Red Bull outline potential RB18 update schedule

Jon Wilde
Sergio Perez's Red Bull ahead of Carlos Sainz's Ferrari. Monaco May 2022.

Sergio Perez's Red Bull ahead of Carlos Sainz's Ferrari during the Monaco Grand Prix. Monte Carlo May 2022.

Red Bull have set out the summer grands prix at which they look set to bring their most significant updates to the RB18.

This season, with all-new cars to comply with the fresh set of regulations, has widely been described as one that will boil down to a development race as teams strive to improve from the base they set at unofficial testing in February.

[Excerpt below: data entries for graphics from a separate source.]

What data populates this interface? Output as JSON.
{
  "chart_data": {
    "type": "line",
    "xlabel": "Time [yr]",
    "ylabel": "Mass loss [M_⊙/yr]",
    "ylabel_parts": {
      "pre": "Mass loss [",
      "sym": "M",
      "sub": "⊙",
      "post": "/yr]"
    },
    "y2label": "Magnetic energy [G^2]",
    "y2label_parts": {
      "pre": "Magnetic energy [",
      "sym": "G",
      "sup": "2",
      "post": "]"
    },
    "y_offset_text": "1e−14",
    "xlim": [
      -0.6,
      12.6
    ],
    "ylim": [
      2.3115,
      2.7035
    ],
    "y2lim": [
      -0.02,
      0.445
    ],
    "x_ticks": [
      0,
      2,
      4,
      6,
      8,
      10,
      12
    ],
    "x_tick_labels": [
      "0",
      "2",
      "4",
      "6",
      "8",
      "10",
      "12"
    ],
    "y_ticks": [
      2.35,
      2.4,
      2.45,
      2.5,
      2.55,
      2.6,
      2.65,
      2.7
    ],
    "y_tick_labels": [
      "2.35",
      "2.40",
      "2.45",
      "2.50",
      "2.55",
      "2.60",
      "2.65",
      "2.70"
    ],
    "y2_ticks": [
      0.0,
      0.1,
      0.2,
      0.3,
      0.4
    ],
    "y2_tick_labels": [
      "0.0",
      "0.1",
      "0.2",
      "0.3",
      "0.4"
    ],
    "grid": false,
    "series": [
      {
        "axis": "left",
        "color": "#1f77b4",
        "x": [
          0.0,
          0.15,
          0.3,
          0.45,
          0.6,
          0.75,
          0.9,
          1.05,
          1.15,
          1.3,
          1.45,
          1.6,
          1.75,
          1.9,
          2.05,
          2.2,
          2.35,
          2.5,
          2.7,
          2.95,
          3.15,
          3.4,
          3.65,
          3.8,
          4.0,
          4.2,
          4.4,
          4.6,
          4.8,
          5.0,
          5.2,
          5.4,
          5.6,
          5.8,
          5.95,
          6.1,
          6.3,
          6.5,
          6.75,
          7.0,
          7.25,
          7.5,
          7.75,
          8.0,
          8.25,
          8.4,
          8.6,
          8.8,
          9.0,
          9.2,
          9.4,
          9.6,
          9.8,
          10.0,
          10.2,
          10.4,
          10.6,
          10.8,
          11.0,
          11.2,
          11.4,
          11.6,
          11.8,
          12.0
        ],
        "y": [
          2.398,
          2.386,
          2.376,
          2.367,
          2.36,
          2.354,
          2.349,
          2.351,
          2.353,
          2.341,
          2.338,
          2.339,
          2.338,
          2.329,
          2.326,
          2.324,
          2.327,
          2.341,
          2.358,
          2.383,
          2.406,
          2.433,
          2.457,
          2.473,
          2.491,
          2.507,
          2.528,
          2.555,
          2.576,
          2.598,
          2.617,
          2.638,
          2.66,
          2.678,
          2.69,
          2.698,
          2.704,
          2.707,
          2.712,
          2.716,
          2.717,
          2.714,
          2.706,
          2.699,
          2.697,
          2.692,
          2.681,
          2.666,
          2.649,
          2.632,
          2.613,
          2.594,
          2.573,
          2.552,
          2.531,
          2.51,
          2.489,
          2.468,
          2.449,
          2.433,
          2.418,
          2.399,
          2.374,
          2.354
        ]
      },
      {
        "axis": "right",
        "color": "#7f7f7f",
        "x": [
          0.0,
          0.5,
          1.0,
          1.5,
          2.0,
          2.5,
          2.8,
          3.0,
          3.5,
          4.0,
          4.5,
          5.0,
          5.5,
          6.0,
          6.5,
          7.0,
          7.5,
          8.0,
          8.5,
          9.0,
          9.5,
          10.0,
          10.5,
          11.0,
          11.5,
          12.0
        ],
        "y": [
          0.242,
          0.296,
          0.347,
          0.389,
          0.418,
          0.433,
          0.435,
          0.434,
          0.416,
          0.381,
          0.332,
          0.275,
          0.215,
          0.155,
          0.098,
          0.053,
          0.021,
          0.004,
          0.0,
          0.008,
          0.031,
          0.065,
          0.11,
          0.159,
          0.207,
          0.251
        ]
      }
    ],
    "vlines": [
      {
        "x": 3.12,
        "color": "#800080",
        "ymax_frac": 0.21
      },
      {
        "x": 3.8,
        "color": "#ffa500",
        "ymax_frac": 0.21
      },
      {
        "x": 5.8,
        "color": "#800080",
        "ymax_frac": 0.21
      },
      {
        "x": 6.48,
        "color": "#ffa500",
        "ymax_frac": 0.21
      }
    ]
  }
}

In contrast to their 2021 arch-rivals Mercedes, Red Bull have mastered the rules very well having won five of the first seven grands prix – four victories going to Max Verstappen, the reigning Drivers’ World Champion, and the latest one to his team-mate, Sergio Perez.

But there is absolutely no room for complacency because Ferrari are right in the fight too, Charles Leclerc doubtless thinking he should have won the last two races having been in charge of both until things beyond his control went awry.

Therefore, upgrades will continue to be important, especially against the backdrop of the $140million budget cap that means each improvement has to be planned carefully with cost in mind.

Red Bull's Sergio Perez on track during the Monaco Grand Prix weekend. Monte Carlo, May 2022.
Red Bull's Sergio Perez on track during the Monaco Grand Prix weekend. Monte Carlo, May 2022.

Red Bull’s chief engineer, Paul Monaghan, has given an insight into how the team are laying out their development programme ahead of round eight of the campaign, the Azerbaijan Grand Prix.

“At the moment, I would say we are quite happy with our work as we are doing it, and I think Baku will get everyone going in a particular direction,” said Monaghan, quoted by

“I think Silverstone could make a bit of a difference to us and at Spielberg it will be a bit of the same.

“In Hungary, I expect there will be a change again, but that’s the nature of the track and how we exploit our lap time best.

“At the moment, I’d say our work is reasonably good, but when we get to Abu Dhabi we might have got it right or wrong.”

In terms of specifics, Monaghan mentioned brake cooling.

“I guess if you look ahead to Hungary or Singapore, possibly we will take parts to those particular races, and then…where else might we need more brake cooling? Probably in Spielberg and Baku we will have a slightly different set-up,” he explained.


Another factor in the equation, of course, is the respective strengths of Red Bull and Ferrari against the other and how any weaknesses can be ironed out.

“They [Ferrari] tend to be quite strong at low speed and we do it in other areas of the circuit,” added Monaghan.

“There’s a big visual difference if you look from time to time at how we have achieved our lap time and they have achieved theirs.

“Are they stuck in that pattern? I don’t know. Are we stuck in ours? No, not at all. We are open to change and if you stand still in this sport, you can often get left behind.”